Kapolres OKI, AKBP Alamsyah Pelupessy mengatakan, OTT dilakukan pada Rabu (12/8/2020) sekitar pukul 17.00 WIB. Penangkapan awalnya dilakukan terhadap lima orang.
Namun, dari hasil pemeriksaan dan gelar perlara, dua dari lima orang itu dibebaskan sementara FY, RN dan ER ditetapkan sebagai tersangka pemerasan.
"Tapi setelah dilakukan gelar perkara, dua orang lainnya belum cukup bukti untuk dinaikkan ke tingkat penyidikan sehingga hanya tiga orang yang memenuhi syarat untuk ditetapkan sebagai tersangka," kata dia.
Lebih lanjut Alamsyah mengatakan, ketiganya sempat ditahan. Namun, keluarga mengajukan penangguhan penahanan.
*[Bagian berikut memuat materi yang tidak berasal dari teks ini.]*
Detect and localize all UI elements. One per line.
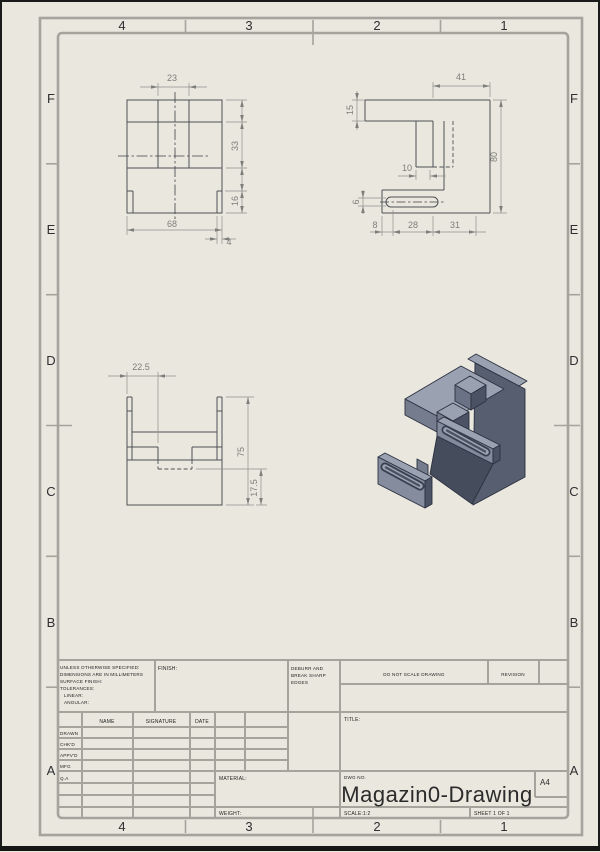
dim-front-23: 23 bbox=[167, 73, 177, 83]
approval-row-label: APPV'D bbox=[60, 753, 78, 758]
approval-row-label: CHK'D bbox=[60, 742, 75, 747]
paper-size: A4 bbox=[540, 778, 550, 787]
dim-side-31: 31 bbox=[450, 220, 460, 230]
side-view: 41 15 10 6 8 28 31 80 bbox=[345, 72, 507, 236]
dim-side-15: 15 bbox=[345, 105, 355, 115]
isometric-view bbox=[378, 354, 527, 508]
front-dim-lines bbox=[127, 83, 247, 244]
sheet-canvas: 4 3 2 1 4 3 2 1 F E D C B A F E D C B A bbox=[0, 0, 600, 852]
spec-line: LINEAR: bbox=[64, 693, 83, 698]
dim-side-8: 8 bbox=[372, 220, 377, 230]
weight-label: WEIGHT: bbox=[219, 811, 241, 817]
spec-line: TOLERANCES: bbox=[60, 686, 95, 691]
zone-row-right: E bbox=[570, 222, 579, 237]
scale-text: SCALE:1:2 bbox=[344, 811, 371, 817]
spec-line: SURFACE FINISH: bbox=[60, 679, 102, 684]
zone-col-top: 4 bbox=[118, 18, 125, 33]
dim-top-75: 75 bbox=[236, 447, 246, 457]
dim-front-68: 68 bbox=[167, 219, 177, 229]
top-dim-arrows bbox=[120, 374, 263, 505]
spec-line: DIMENSIONS ARE IN MILLIMETERS bbox=[60, 672, 143, 677]
material-label: MATERIAL: bbox=[219, 776, 247, 782]
title-label: TITLE: bbox=[344, 717, 360, 723]
deburr-line: EDGES bbox=[291, 680, 308, 685]
approval-row-label: Q.A bbox=[60, 776, 69, 781]
zone-row-left: A bbox=[47, 763, 56, 778]
deburr-line: BREAK SHARP bbox=[291, 673, 326, 678]
dim-side-6: 6 bbox=[351, 199, 361, 204]
zone-col-bottom: 3 bbox=[245, 819, 252, 834]
centerlines bbox=[118, 92, 208, 220]
zone-col-bottom: 4 bbox=[118, 819, 125, 834]
zone-row-right: F bbox=[570, 91, 578, 106]
dim-front-33: 33 bbox=[230, 141, 240, 151]
side-dim-arrows bbox=[355, 84, 503, 234]
zone-col-bottom: 1 bbox=[500, 819, 507, 834]
zone-row-right: C bbox=[569, 484, 578, 499]
spec-line: ANGULAR: bbox=[64, 700, 89, 705]
do-not-scale-label: DO NOT SCALE DRAWING bbox=[383, 672, 445, 677]
date-header: DATE bbox=[195, 719, 209, 725]
zone-row-left: B bbox=[47, 615, 56, 630]
zone-row-left: C bbox=[46, 484, 55, 499]
zone-col-bottom: 2 bbox=[373, 819, 380, 834]
part-bracket-end bbox=[425, 477, 432, 508]
zone-row-left: F bbox=[47, 91, 55, 106]
tolerance-note: UNLESS OTHERWISE SPECIFIED: DIMENSIONS A… bbox=[60, 665, 143, 705]
approval-row-label: MFG bbox=[60, 764, 71, 769]
spec-line: UNLESS OTHERWISE SPECIFIED: bbox=[60, 665, 140, 670]
approval-row-label: DRAWN bbox=[60, 731, 78, 736]
deburr-note: DEBURR AND BREAK SHARP EDGES bbox=[291, 666, 326, 685]
title-block: UNLESS OTHERWISE SPECIFIED: DIMENSIONS A… bbox=[58, 660, 568, 818]
dim-top-22-5: 22.5 bbox=[132, 362, 150, 372]
top-view: 22.5 75 17.5 bbox=[108, 362, 267, 505]
zone-col-top: 1 bbox=[500, 18, 507, 33]
front-dim-arrows bbox=[127, 85, 244, 241]
finish-label: FINISH: bbox=[158, 666, 177, 672]
zone-row-left: E bbox=[47, 222, 56, 237]
dim-side-28: 28 bbox=[408, 220, 418, 230]
zone-row-right: B bbox=[570, 615, 579, 630]
zone-row-right: D bbox=[569, 353, 578, 368]
dim-front-16: 16 bbox=[230, 196, 240, 206]
hidden-lines bbox=[433, 121, 453, 167]
zone-row-right: A bbox=[570, 763, 579, 778]
zone-col-top: 3 bbox=[245, 18, 252, 33]
dwg-no-label: DWG NO. bbox=[344, 775, 366, 780]
dim-top-17-5: 17.5 bbox=[249, 479, 259, 497]
dim-side-80: 80 bbox=[489, 152, 499, 162]
signature-header: SIGNATURE bbox=[146, 719, 177, 725]
drawing-sheet: 4 3 2 1 4 3 2 1 F E D C B A F E D C B A bbox=[0, 0, 600, 852]
sheet-text: SHEET 1 OF 1 bbox=[474, 811, 510, 817]
dim-front-4: 4 bbox=[226, 237, 231, 247]
zone-col-top: 2 bbox=[373, 18, 380, 33]
front-view: 23 33 16 68 4 bbox=[118, 73, 247, 247]
zone-row-left: D bbox=[46, 353, 55, 368]
deburr-line: DEBURR AND bbox=[291, 666, 324, 671]
drawing-number: Magazin0-Drawing bbox=[341, 782, 532, 807]
revision-label: REVISION bbox=[501, 672, 525, 677]
dim-side-10: 10 bbox=[402, 163, 412, 173]
dim-side-41: 41 bbox=[456, 72, 466, 82]
name-header: NAME bbox=[99, 719, 115, 725]
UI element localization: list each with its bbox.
"Setelah mempertimbangkan permohonan pihak keluarga dan kondisi kesehatan para tersangka yang dapat mengganggu tahanan lainnya dan petugas kepolisian, kami tangguhkan penahanan mereka," kata dia.
Ketiga tersangka pelaku pemerasan itu, lanjut Alamsyah, dikenakan wajib lapor dan secepatnya dalam sepekan ke depan berkas perkaranya dilimpahkan ke Jaksa Penuntut Umum (JPU) Kejari OKI.